It’s only been one short month since we called it quits. While I tell everyone it was mutual, we both know that’s not entirely the truth. If it had been my decision I wouldn’t have been able to go through with it, so I gave that power to you and you made the final call. That’s not to say the breakup wasn’t amicable, it was the best a breakup could go really. Even with tears streaming down our faces, we knew it was the right decision. Even as I said my last “I love you” and bittersweet goodbye, I didn’t want to stop it from happening. Something wasn’t right with what we had turned into, it was time.
We had been walking a dangerous tightrope for the past year, maybe more. I was too dependent and no longer the confident individual you’d fallen in love with. Your temper shortened and your patience thinned. That’s just skimming the surface of the problems that nobody else saw. I’m glad we ended things when we did because now I can still treasure our time together and look back on what we had fondly.
You made me laugh harder than anyone else and taught me skills that I will always be grateful for. You helped me grow into a better person and had one of the most enriching and positive impacts on me. While we haven’t spoken since we ended things, I truly hope you will continue to be present in my life, a figure I can count on and look up to. You were my best friend and I can’t bear the thought of losing you entirely.
I’d be lying if I said I wasn’t hoping we could one day be together again. I still see you as this inventor extraordinaire with all the answers. But after stepping back, I also know you’ve got problems too, ones that sit deep down and need to be worked through. Ones that scare you and make you lash out at others. Ones that make me relieved we’re no longer together, but terrified that I’m no longer there to help you.
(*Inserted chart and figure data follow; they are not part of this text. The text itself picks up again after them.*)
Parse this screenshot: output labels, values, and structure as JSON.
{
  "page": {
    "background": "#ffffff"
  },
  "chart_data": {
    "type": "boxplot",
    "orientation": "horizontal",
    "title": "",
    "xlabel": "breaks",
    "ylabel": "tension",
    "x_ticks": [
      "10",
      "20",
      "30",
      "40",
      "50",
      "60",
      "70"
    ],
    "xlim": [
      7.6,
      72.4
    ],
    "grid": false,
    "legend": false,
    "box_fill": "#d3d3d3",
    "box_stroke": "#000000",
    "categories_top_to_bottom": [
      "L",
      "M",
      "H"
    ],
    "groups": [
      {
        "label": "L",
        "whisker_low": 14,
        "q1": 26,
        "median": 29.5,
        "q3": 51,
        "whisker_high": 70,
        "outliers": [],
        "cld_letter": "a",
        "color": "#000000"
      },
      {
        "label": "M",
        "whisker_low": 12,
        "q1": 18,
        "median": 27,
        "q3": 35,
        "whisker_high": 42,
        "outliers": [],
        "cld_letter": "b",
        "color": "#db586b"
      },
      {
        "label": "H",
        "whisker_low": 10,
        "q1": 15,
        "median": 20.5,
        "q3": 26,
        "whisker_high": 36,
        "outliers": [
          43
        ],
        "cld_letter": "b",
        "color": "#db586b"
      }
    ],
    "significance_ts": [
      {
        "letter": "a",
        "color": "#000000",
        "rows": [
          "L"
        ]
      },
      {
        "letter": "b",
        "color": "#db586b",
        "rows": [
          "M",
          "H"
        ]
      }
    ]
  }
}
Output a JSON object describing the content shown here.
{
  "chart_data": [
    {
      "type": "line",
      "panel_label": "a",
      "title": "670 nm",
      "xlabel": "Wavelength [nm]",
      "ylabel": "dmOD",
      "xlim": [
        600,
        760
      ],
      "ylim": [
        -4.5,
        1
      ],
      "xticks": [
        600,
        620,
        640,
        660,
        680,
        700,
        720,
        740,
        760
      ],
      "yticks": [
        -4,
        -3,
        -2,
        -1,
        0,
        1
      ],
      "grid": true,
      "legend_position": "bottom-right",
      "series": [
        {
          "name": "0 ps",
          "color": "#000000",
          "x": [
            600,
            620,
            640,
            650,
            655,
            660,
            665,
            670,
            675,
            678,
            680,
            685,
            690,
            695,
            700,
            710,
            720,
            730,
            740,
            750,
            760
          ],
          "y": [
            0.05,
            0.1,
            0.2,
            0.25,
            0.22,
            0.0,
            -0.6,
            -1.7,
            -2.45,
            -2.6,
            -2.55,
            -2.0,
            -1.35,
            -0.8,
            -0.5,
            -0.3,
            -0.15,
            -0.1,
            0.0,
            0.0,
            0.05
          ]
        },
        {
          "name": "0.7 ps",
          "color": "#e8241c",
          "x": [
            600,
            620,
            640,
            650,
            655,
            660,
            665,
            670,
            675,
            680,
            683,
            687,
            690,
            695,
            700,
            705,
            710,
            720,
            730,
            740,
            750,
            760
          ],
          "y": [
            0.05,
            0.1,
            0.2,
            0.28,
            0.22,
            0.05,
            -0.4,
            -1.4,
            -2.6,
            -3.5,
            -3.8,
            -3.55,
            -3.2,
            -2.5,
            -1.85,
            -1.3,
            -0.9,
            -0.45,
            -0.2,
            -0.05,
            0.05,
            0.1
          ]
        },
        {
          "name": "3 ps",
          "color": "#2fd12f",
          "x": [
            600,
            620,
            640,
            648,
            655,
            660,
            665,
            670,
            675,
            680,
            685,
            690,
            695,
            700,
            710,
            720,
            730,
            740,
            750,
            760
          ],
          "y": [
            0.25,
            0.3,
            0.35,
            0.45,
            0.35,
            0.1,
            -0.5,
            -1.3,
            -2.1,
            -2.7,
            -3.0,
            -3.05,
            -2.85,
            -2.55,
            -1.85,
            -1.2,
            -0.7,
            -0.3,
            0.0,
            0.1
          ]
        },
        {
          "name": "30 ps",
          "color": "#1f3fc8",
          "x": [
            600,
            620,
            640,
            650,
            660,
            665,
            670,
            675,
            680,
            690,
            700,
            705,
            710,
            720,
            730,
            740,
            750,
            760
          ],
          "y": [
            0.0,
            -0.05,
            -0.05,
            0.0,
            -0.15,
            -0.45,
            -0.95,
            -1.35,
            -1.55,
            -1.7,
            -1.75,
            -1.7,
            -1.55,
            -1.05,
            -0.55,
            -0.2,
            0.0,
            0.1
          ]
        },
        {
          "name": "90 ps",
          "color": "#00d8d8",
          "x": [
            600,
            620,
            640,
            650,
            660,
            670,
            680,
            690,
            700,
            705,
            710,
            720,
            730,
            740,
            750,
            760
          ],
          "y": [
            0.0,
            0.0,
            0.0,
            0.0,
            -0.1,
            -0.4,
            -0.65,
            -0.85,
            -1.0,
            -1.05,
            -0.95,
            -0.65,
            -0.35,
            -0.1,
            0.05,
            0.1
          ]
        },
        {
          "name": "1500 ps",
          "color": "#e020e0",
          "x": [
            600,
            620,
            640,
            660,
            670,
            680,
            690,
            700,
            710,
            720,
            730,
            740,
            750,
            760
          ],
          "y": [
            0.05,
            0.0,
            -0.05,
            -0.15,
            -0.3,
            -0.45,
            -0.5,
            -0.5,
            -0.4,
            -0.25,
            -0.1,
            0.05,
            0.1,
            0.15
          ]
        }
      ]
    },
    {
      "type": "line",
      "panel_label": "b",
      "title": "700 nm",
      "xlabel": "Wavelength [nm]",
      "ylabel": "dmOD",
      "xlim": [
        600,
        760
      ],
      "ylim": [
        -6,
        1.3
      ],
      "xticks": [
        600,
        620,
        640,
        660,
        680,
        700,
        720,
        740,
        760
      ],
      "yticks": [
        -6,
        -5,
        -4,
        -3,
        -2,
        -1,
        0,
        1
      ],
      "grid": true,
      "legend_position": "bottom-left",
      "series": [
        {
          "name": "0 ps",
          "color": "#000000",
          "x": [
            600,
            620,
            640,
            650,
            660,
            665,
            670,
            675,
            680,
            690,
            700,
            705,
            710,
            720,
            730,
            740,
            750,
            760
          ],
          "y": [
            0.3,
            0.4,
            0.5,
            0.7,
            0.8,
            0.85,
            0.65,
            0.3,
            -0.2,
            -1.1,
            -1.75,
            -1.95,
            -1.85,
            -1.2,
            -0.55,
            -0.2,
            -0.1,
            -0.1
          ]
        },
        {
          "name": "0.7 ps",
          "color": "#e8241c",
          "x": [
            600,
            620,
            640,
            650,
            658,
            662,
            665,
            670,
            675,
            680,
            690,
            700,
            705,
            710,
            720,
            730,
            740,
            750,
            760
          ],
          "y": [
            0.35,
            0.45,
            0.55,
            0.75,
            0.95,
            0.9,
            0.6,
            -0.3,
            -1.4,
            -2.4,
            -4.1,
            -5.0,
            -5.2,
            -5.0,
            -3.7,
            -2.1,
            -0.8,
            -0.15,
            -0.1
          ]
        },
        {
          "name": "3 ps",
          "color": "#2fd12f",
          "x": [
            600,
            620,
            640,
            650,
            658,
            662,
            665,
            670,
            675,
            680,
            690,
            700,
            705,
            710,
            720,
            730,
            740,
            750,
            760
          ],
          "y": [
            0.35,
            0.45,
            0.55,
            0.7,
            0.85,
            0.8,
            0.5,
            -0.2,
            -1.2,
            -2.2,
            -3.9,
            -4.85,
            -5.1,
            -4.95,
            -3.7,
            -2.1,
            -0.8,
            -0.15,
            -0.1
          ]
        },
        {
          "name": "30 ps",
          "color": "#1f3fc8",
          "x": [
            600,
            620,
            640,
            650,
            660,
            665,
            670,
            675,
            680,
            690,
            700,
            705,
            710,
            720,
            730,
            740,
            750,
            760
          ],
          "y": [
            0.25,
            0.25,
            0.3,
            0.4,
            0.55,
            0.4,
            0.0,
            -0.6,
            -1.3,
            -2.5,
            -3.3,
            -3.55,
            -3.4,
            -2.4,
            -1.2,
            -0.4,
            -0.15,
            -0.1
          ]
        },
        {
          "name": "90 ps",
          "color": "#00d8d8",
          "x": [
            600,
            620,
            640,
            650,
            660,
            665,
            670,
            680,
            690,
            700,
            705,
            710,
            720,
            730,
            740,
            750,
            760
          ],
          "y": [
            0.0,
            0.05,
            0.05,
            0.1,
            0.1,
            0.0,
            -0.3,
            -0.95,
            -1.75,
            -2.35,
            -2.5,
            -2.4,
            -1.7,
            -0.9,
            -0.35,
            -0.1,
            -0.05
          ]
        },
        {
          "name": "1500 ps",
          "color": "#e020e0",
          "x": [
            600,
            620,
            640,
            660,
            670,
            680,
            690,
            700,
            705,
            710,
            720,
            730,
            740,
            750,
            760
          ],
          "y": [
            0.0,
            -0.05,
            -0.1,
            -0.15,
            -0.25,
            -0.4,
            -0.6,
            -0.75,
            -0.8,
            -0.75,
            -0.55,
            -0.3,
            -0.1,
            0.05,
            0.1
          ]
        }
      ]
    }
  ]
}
The main reason for this letter was to give us both a bit of closure and I hope I’m brave enough to send you a copy when it’s through. Here’s what I really wanted you to know.
One. You are more than your fears and doubts. Be the backbone that you were for me and build yourself up. You are a force to be reckoned with and will leave a mark on this earth if you set your mind to it.
Two. Don’t beat yourself up about our breakup. Don’t regret it and don’t look back on it. Yes, you hurt me but you also did me a massive favour. You helped me take a step I couldn’t take myself.
I have cried twice since we broke up. First on the phone with you, tears were on both of our faces and I drowned in mine for the rest of that day. Then again when I drafted this letter, when I truly accepted that what we had is over. It wasn’t as hard as I had imagined it would be. It gets easier as I’m realising I can take everything our relationship equipt me with and put it into some incredible endeavours of my own.
So I wanted to thank you for having the strength to let me go.